Vincent Euvrard après la victoire du Standard contre La Louvière : "Une bonne équipe, plutôt jeune, avec plus de qualité technique"

Vincent Euvrard tient sa première victoire de la saison. Le coach du Standard était plus que satisfait du comportement de ses hommes contre La Louvière, et des deux éclairs de génie de Salieu Drammeh (2-0). Après avoir rendu un nouvel hommage à Robert Absolonne, l'ancien photographe du club décédé en milieu de semaine, et souhaité un joyeux anniversaire aux Ultras Inferno, il est revenu plus en détail sur ce succès important.

Coach, quel est votre sentiment après ce succès contre La Louvière ?

C'est une belle victoire au cours d'un match compliqué, comme je m'y attendais. La saison dernière, La Louvière n'avait perdu qu'une fois avec deux buts d'écart lors de la phase régulière, et encore, c'était contre Malines après avoir joué une large partie du match à dix contre onze. Les oppositions contre les Hennuyers sont donc toujours très serrées. Cela s'est vérifié ce vendredi, avec beaucoup de duels, de longs ballons et des difficultés à trouver de l'espace dans le bloc bas adverse. Dans ce genre de scénario, une action individuelle fait souvent la différence et donc, ce premier but de Drammeh était très important.

On vous a senti particulièrement soulagé après cette ouverture du score. La tension commençait-elle à monter ?

Quand un match est aussi serré, on sait que le premier est toujours très important. Ici, il était très beau en plus. C'était une période particulière de cette rencontre, durant laquelle nous perdions plus de balles dans leur bloc. Le match commençait à s'ouvrir et je n'aime pas trop cela.

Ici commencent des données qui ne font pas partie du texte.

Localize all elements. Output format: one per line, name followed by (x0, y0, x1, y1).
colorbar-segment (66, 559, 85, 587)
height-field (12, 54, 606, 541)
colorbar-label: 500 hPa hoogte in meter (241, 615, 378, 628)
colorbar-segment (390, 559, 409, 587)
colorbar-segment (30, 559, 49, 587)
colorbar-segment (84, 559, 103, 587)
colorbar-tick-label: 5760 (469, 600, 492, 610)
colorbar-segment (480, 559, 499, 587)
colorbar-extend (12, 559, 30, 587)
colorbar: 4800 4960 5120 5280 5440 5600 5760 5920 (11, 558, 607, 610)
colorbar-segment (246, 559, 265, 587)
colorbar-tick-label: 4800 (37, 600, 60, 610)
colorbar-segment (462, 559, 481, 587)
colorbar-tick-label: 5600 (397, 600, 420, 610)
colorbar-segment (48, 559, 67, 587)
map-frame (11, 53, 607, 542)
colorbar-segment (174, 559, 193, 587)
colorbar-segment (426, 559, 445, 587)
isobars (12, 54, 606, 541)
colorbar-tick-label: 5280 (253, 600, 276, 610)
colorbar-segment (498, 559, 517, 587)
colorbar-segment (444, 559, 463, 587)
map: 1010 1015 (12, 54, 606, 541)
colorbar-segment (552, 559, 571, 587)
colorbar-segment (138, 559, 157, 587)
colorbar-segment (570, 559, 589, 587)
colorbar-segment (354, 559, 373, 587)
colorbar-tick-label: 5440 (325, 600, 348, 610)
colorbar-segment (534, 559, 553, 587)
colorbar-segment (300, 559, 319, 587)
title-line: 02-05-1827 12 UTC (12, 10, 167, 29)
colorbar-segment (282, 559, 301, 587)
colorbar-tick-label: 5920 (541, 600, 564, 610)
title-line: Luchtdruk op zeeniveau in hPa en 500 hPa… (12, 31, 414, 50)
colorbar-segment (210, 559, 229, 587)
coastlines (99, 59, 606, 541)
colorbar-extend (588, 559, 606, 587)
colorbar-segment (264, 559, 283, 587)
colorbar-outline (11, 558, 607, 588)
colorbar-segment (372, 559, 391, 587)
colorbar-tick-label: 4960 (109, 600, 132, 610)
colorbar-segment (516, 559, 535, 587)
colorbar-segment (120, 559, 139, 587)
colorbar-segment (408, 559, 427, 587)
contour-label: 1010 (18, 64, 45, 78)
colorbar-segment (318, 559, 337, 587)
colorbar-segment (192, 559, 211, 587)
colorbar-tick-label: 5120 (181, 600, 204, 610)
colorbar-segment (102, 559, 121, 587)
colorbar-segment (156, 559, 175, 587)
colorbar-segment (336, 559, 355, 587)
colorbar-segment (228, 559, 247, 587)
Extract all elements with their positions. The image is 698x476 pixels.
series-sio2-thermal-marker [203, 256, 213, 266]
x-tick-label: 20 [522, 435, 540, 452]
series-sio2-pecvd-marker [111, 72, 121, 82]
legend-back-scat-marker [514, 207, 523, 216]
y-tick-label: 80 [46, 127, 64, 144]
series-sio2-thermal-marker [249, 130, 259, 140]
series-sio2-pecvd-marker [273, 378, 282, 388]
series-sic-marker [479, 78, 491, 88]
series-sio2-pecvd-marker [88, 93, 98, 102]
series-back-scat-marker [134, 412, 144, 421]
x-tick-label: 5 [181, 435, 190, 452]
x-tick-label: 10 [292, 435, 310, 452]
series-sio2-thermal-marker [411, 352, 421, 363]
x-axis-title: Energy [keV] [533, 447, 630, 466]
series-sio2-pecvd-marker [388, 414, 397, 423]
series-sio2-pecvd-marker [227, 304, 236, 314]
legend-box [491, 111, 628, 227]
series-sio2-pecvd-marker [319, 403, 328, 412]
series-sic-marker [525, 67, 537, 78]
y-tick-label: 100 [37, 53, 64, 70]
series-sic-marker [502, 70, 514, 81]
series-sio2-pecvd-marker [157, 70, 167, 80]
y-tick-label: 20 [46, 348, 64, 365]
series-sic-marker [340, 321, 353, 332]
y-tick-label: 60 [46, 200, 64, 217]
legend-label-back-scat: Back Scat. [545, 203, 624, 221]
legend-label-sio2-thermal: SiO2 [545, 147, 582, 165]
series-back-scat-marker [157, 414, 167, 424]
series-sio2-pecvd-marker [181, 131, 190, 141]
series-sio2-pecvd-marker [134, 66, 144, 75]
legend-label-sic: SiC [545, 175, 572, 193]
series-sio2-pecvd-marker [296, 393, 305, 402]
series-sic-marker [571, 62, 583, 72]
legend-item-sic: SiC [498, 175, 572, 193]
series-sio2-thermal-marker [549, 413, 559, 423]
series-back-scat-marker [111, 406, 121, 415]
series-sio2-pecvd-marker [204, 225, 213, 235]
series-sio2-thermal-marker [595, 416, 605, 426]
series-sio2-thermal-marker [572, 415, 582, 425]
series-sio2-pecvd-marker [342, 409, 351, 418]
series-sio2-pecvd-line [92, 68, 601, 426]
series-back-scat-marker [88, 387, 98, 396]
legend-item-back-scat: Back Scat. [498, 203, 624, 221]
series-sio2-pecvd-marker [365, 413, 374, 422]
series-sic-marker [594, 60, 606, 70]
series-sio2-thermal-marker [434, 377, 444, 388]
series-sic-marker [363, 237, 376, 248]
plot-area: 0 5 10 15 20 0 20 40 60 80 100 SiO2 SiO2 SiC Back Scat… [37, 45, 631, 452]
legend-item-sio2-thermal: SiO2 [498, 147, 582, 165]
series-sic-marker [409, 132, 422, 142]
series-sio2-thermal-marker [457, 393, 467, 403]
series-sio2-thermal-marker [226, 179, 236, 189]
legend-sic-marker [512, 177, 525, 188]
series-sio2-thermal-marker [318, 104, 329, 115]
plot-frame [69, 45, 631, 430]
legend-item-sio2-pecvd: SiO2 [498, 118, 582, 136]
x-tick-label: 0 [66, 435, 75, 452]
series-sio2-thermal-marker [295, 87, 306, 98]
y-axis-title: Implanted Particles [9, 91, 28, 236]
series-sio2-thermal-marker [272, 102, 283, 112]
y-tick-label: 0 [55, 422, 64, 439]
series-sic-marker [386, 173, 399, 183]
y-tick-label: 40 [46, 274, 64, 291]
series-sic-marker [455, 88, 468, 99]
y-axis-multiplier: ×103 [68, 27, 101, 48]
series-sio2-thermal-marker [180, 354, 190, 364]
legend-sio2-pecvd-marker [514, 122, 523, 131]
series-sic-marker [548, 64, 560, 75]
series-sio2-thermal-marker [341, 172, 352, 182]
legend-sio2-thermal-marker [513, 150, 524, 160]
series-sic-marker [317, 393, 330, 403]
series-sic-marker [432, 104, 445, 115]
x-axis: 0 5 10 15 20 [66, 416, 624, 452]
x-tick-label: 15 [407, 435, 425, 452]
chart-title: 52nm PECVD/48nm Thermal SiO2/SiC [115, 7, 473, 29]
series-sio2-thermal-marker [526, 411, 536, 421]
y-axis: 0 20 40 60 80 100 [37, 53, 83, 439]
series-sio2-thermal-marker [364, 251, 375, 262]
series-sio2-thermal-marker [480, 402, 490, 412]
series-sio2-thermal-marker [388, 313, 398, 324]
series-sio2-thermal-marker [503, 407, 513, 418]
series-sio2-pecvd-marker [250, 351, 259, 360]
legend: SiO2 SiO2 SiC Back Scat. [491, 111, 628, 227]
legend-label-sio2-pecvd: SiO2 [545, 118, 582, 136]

Parlons de Salieu Drammeh. Est-ce le nouveau Rafiki Saïd ?

Pour moi, ils sont quand même différents. Ils présentent des similitudes, notamment dans leur capacité à marquer et délivrer des passes décisives. Mais Rafiki attaquait plus les espaces dans le dos de la défense avec sa vitesse et je pense qu'il avait plus de puissance et de force. Salieu a davantage besoin de se connecter aux autres pour arriver dans le dernier tiers adverse. Ce sont deux joueurs qui, sur une action, peuvent faire tourner une rencontre.

Sa réussite prouve également que le banc est désormais capable de vous apporter une réelle plus-value.

Nous avons calmement construit ce noyau. Pour cela, il faut du temps. Au fur et à mesure, nous parvenons à mettre quelque chose en place, c'est-à-dire une bonne équipe, plutôt jeune, avec plus de qualité technique qu'auparavant. Offensivement, j'ai également plus de choix. Le plus important est qu'on sent que tout le monde est engagé dans notre projet. Les gars sur le banc savent faire des différences.

Par contre, il ne faut pas occulter les difficultés rencontrées par votre défense. La Louvière s'est créé plusieurs opportunités au cours de la première période.

Les transitions de La Louvière font mal. Isah amène de la vivacité et on voit qu'il a des belles connexions avec Filet et Wade. Nous avons choisi de jouer à un contre un derrière et je trouve que nous avons plutôt bien géré ces situations dans l'ensemble.

Pour rester dans la défense, pourquoi ne pas avoir titularisé Fossey ?

C'est un choix physique. Il avait ressenti quelque chose contre le Cercle, et aussi à Malines après cinquante minutes. Vu qu'il n'y avait que quatre jours entre nos deux matchs, il n'a pas eu la possibilité de pleinement récupérer et de se tester. Et je trouvais que nous sommes trop tôt dans la saison pour prendre le risque de le perdre pour longtemps, d'autant qu'avec Henry Lawrence, nous avions un joueur très stable capable de le remplacer.